Datum uitspraak: 4 juli 2008
I. PROCESVERLOOP
Appellant heeft hoger beroep ingesteld. Namens hem heeft mr. P.G.M. Lodder, advocaat te Utrecht, de gronden van het hoger beroep ingediend.
Het Uwv heeft een verweerschrift ingediend.
Het onderzoek ter zitting heeft plaatsgevonden op 23 mei 2008. Voor appellant is verschenen zijn gemachtigde. Het Uwv was vertegenwoordigd door M. Florijn.
II. OVERWEGINGEN
1.1.Voor de relevante feiten en omstandigheden verwijst de Raad naar de aangevallen uitspraak. De Raad volstaat hier met het navolgende.
1.2.Appellant heeft sinds 25 januari 2000 een uitkering ingevolge de Wet op de arbeidsongeschiktheidsuitkering (WAO), berekend naar een mate van arbeidsongeschiktheid van 80% of meer.
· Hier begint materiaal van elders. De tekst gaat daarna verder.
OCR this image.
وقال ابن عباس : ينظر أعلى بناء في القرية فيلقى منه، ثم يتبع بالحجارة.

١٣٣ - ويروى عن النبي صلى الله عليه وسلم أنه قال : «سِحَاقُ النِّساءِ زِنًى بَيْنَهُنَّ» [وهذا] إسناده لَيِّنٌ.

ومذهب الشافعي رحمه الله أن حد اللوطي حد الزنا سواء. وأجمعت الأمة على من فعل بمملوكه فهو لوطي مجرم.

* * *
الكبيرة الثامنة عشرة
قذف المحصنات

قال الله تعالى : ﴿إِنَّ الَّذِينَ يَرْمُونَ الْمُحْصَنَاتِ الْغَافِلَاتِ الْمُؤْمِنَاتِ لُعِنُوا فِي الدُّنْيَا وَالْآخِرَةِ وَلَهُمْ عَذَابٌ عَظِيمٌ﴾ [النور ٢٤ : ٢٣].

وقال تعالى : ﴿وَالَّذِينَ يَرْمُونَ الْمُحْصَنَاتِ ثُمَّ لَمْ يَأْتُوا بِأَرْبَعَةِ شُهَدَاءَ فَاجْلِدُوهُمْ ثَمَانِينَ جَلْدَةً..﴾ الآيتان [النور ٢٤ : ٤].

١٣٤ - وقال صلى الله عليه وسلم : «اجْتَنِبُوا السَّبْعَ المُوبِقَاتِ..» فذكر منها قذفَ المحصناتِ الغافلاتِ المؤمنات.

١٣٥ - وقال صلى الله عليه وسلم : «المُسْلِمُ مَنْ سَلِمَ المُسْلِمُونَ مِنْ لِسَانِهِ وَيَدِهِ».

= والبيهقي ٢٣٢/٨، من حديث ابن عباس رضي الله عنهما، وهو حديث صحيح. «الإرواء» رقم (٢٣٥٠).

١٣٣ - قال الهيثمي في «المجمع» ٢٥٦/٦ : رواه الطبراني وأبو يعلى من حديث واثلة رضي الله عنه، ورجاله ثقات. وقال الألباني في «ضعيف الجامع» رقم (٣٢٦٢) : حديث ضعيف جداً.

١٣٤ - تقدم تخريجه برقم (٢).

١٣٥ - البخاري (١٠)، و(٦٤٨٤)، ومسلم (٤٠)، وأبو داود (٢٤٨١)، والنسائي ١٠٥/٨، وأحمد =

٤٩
Naar aanleiding van een Rapport Werknemersfraude en een Proces-verbaal Werknemersfraude heeft het Uwv op 29 november 2004 een tweetal primaire besluiten genomen, waarbij - met toepassing van artikel 44 van de WAO - de WAO-uitkering van appellant ingaande 25 januari 2000 tot 1 juli 2000 niet wordt uitbetaald (primair besluit 1) en van 24 september 2001 tot 22 april 2004 (primair besluit 2) wordt uitbetaald naar een mate van arbeidsongeschiktheid van 15-25%.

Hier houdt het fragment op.